I decided to include Shut Up and Deal on the syllabus in my “Poker and American Film and Culture” class -- part of the literature unit -- and we read and discussed the book over the last few classes. I thought this would be a good time to speak with May, especially about Shut Up and Deal since my students and I were in the middle of discussing it.
May and I talked about a number of topics, but mostly concentrated on his novel as well as his involvement with the early years of the historically-important U.K. poker show “Late Night Poker.” Today on Betfair I posted the first part of our interview, focusing mainly on Shut Up and Deal, and next week I’ll be sharing his memories of “Late Night Poker.”
Many times when I interview someone there will be material that doesn’t make it into the final product -- “outtakes” that might be interesting but have to be cut out, usually as part of the effort to keep the interview a reasonable length. I thought I’d pass along one such item from the first part of my interview with May, something that I didn’t include over on Betfair but which I thought for a couple of reasons would be appropriate to share here.
One reason is that it relates to Al Alvarez’s The Biggest Game in Town, a book to which I not long ago devoted a series of posts. The other is it has to do with how difficult it can be sometimes to tell the difference between truth and fiction, a topic which somehow seems appropriate to write about on April Fool’s Day.
We’d gotten to the part of the conversation where I mention some of the themes I see present in Shut Up and Deal.

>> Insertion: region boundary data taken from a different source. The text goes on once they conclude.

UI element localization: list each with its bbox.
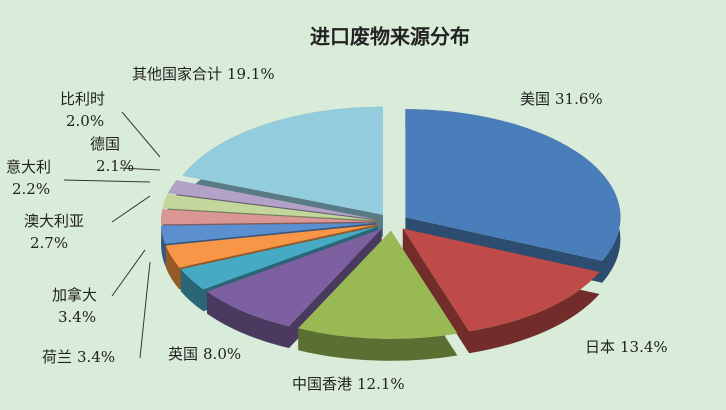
value-label: 31.6% — [555, 90, 603, 108]
leader-line — [139, 261, 151, 359]
value-label: 12.1% — [357, 375, 405, 393]
leader-line — [111, 195, 151, 223]
leader-line — [63, 179, 151, 183]
value-label: 3.4% — [77, 348, 115, 366]
slice — [182, 106, 383, 215]
leader-lines — [63, 111, 161, 359]
category-label: 其他国家合计 — [132, 65, 222, 83]
slice — [168, 180, 377, 220]
slice — [405, 109, 621, 261]
slice — [165, 224, 377, 268]
value-label: 3.4% — [58, 308, 96, 326]
data-label: 意大利 2.2% — [6, 158, 51, 198]
data-label: 日本 13.4% — [585, 338, 668, 356]
value-label: 13.4% — [620, 338, 668, 356]
data-label: 澳大利亚 2.7% — [24, 212, 84, 252]
slice — [402, 228, 600, 332]
chart-title: 进口废物来源分布 — [310, 25, 470, 49]
category-label: 意大利 — [6, 158, 51, 176]
category-label: 荷兰 — [42, 348, 72, 366]
value-label: 2.2% — [12, 180, 50, 198]
category-label: 比利时 — [60, 90, 105, 108]
value-label: 8.0% — [203, 345, 241, 363]
category-label: 加拿大 — [52, 286, 97, 304]
data-label: 其他国家合计 19.1% — [132, 65, 275, 83]
data-label: 美国 31.6% — [520, 90, 603, 108]
category-label: 德国 — [90, 135, 120, 153]
slice — [161, 209, 377, 225]
data-label: 中国香港 12.1% — [292, 375, 405, 393]
slice — [298, 230, 458, 339]
data-label: 英国 8.0% — [168, 345, 241, 363]
leader-line — [121, 111, 161, 158]
category-label: 日本 — [585, 338, 615, 356]
value-label: 2.7% — [30, 234, 68, 252]
slice — [162, 194, 377, 221]
slice — [180, 226, 379, 290]
pie — [161, 106, 621, 361]
value-label: 19.1% — [227, 65, 275, 83]
leader-line — [111, 249, 146, 297]
slice — [206, 228, 382, 327]
data-label: 加拿大 3.4% — [52, 286, 97, 326]
leader-line — [119, 167, 161, 171]
category-label: 美国 — [520, 90, 550, 108]
data-label: 德国 2.1% — [90, 135, 134, 175]
slice — [161, 222, 377, 244]
value-label: 2.1% — [96, 157, 134, 175]
category-label: 澳大利亚 — [24, 212, 84, 230]
data-label: 荷兰 3.4% — [42, 348, 115, 366]
category-label: 中国香港 — [292, 375, 352, 393]
category-label: 英国 — [168, 345, 198, 363]
data-label: 比利时 2.0% — [60, 90, 105, 130]
value-label: 2.0% — [66, 112, 104, 130]
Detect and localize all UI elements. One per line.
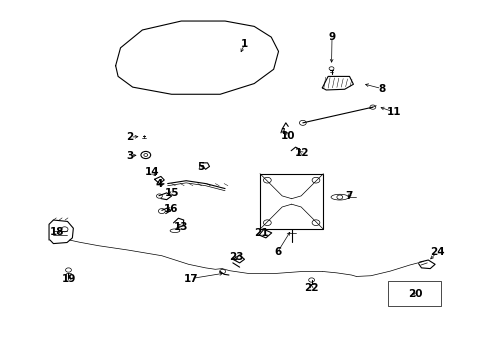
Text: 2: 2 bbox=[126, 132, 134, 142]
Text: 8: 8 bbox=[377, 84, 385, 94]
Bar bbox=[260, 174, 323, 229]
Text: 19: 19 bbox=[62, 274, 77, 284]
Text: 12: 12 bbox=[294, 148, 308, 158]
Text: 10: 10 bbox=[281, 131, 295, 141]
Bar bbox=[387, 282, 440, 306]
Text: 7: 7 bbox=[345, 191, 352, 201]
Text: 18: 18 bbox=[50, 227, 64, 237]
Text: 11: 11 bbox=[386, 107, 401, 117]
Text: 9: 9 bbox=[328, 32, 335, 42]
Text: 21: 21 bbox=[253, 228, 268, 238]
Text: 4: 4 bbox=[155, 179, 163, 189]
Text: 17: 17 bbox=[183, 274, 198, 284]
Text: 15: 15 bbox=[164, 188, 179, 198]
Text: 3: 3 bbox=[126, 151, 134, 161]
Text: 24: 24 bbox=[429, 247, 444, 257]
Text: 16: 16 bbox=[163, 203, 178, 213]
Text: 1: 1 bbox=[241, 39, 247, 49]
Text: 22: 22 bbox=[304, 283, 318, 293]
Text: 5: 5 bbox=[197, 162, 204, 172]
Text: 23: 23 bbox=[229, 252, 244, 262]
Text: 13: 13 bbox=[174, 222, 188, 232]
Text: 20: 20 bbox=[407, 289, 422, 299]
Text: 14: 14 bbox=[144, 167, 159, 177]
Text: 6: 6 bbox=[273, 247, 281, 257]
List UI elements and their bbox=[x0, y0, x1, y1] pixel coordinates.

One such theme is this struggle between “reality” and “romance” that occurs in the book -- how some characters seem to view poker “realistically” while others have a more “romantic” idea of the game. And a couple of characters seem to be going back and forth between the two points of view, including Mickey, the narrator and central protagonist.
Anyhow, when I mentioned that theme I noted how it also comes up a lot in The Biggest Game in Town. (In fact, one of my posts a few weeks ago about the book -- titled “Reality and Romance” -- focused squarely on that very topic.) I said something to May about how Alvarez's book addresses this same struggle in poker to be “realistic,” and May had what I thought was a very interesting response.

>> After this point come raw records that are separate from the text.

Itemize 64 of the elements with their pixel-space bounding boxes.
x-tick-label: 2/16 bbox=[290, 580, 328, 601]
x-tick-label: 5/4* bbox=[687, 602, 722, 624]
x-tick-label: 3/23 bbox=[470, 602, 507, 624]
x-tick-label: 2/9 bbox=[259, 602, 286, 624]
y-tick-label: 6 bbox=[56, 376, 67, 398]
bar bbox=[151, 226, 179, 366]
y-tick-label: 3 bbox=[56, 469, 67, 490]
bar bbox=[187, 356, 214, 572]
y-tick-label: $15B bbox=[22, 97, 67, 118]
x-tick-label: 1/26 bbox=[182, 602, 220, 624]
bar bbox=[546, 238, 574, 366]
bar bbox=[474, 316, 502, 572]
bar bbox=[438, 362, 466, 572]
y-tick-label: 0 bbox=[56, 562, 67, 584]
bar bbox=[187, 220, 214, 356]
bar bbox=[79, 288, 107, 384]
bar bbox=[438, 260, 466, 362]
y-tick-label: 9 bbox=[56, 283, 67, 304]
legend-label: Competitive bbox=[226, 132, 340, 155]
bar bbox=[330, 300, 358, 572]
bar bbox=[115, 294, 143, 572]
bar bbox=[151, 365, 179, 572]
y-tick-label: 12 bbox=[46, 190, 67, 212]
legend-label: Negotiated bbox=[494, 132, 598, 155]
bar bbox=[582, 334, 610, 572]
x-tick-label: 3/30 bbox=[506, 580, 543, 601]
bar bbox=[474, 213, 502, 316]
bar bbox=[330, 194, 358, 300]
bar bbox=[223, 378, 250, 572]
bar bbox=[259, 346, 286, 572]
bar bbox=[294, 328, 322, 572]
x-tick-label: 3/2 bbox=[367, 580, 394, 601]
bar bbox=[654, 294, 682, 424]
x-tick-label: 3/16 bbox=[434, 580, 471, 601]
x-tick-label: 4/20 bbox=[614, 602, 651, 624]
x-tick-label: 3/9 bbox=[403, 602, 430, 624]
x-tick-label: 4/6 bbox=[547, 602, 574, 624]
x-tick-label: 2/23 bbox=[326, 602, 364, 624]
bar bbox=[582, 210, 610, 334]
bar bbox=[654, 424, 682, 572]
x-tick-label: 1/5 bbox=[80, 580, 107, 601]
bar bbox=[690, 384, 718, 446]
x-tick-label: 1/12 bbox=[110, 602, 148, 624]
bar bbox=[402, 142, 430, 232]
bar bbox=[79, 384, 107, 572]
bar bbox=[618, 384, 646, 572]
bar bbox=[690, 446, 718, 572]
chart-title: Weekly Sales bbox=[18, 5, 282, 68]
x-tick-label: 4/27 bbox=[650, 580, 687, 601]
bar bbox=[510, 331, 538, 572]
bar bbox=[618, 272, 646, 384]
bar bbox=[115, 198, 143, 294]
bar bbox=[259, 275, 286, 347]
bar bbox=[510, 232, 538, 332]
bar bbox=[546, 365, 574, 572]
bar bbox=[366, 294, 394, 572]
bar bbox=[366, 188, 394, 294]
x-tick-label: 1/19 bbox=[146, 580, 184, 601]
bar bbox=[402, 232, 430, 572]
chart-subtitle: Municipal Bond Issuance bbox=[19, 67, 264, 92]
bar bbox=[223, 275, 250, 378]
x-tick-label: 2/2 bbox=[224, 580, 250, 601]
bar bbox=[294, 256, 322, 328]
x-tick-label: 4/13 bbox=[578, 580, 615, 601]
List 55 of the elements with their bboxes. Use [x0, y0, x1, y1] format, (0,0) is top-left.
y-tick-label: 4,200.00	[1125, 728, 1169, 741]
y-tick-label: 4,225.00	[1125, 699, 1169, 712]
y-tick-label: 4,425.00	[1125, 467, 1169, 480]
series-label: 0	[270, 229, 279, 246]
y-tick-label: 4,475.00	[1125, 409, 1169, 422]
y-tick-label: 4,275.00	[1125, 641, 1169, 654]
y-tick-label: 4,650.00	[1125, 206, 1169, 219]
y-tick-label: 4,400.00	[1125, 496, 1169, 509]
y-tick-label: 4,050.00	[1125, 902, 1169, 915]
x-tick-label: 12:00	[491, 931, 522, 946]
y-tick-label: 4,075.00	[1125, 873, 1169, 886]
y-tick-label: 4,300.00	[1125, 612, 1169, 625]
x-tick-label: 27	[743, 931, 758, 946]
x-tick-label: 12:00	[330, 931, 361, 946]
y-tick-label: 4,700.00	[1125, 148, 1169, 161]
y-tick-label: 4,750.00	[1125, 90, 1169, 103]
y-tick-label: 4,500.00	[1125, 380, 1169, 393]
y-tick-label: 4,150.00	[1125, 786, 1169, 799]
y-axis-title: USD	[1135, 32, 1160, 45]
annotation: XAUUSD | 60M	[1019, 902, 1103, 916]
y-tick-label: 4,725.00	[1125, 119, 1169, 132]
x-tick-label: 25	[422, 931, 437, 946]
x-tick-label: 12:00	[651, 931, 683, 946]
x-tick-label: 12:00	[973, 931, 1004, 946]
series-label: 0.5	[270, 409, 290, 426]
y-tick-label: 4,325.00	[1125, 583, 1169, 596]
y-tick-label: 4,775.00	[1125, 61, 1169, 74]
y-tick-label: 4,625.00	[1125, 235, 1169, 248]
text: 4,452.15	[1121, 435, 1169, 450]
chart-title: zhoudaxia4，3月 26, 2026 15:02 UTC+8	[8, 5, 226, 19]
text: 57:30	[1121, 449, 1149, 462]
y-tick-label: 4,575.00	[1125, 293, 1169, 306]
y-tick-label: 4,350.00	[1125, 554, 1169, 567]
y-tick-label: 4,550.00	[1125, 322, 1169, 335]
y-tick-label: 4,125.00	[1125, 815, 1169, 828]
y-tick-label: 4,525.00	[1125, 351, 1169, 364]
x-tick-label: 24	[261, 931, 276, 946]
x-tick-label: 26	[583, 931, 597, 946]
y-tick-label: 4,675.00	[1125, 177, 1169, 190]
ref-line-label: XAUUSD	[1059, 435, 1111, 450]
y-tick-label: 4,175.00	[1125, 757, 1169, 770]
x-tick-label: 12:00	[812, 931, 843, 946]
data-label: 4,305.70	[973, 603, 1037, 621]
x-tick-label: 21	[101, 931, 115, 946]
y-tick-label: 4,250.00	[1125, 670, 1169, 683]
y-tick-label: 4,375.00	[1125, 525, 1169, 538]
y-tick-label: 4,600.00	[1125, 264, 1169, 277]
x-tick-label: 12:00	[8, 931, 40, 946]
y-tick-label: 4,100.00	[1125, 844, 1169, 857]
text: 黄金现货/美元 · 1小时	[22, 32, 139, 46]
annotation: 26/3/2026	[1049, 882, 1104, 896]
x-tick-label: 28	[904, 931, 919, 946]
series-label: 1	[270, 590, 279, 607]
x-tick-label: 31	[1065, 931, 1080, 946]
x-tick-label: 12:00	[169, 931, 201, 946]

“Listen, I love The Biggest Game in Town... it’s one of my favorite books,” said May. “But it’s a funny thing... [Alvarez] went out to Vegas and sat around and met Benny Binion and Moss and Amarillo Slim and Puggy and basically whatever they told him, he just accepted as gospel as [though] that’s the way it happened... [when in fact a lot of it] is about as far from the truth as possible!”
May noted how he’d researched a lot of the stories told in the book, coming to find that many aren’t quite as “realistic” -- and are more embellished or “romanticized” -- than we might realize.
“The amazing thing about those guys is that they basically [all] got their stories straight.... They knew that the reality was not for mass consumption. And [so] these stories were created and repeated with enough detail and by enough of them that they just became accepted as the truth. And maybe some of them even believe now that that’s what actually happened, but it’s not.”
May added that he’d talked with Alvarez about this a couple of times, and his response was that it was “incredible” how all of those whom he interviewed could have agreed upon all of the details of some of the stories, “especially stuff about Johnny Moss and Nick ‘the Greek.’” Indeed, I knew already that Alvarez’s account of that big heads-up match between Moss and Dandalos at Binion’s that took place somewhere around 1951 includes details many have since disputed, and that a great deal regarding that event is highly uncertain.
“Those guys know that to survive they have to be aware of their own reality,” added May, “but they certainly are not going to tell anybody about it!”
I told May how interesting it was to consider how Alvarez’s book talks so much about being “realistic” -- with quotes from several players furthering the exploration of that topic -- yet the book itself perhaps reports things as true that are in fact embellished or at least “romanticized” somewhat.
Like I say, I thought that was an interesting enough item to share here. Especially on a day devoted to trying to fool each other into second-guessing what’s “real” and what’s not.
Have a good weekend, all. And -- today, particularly -- don’t believe everything you read!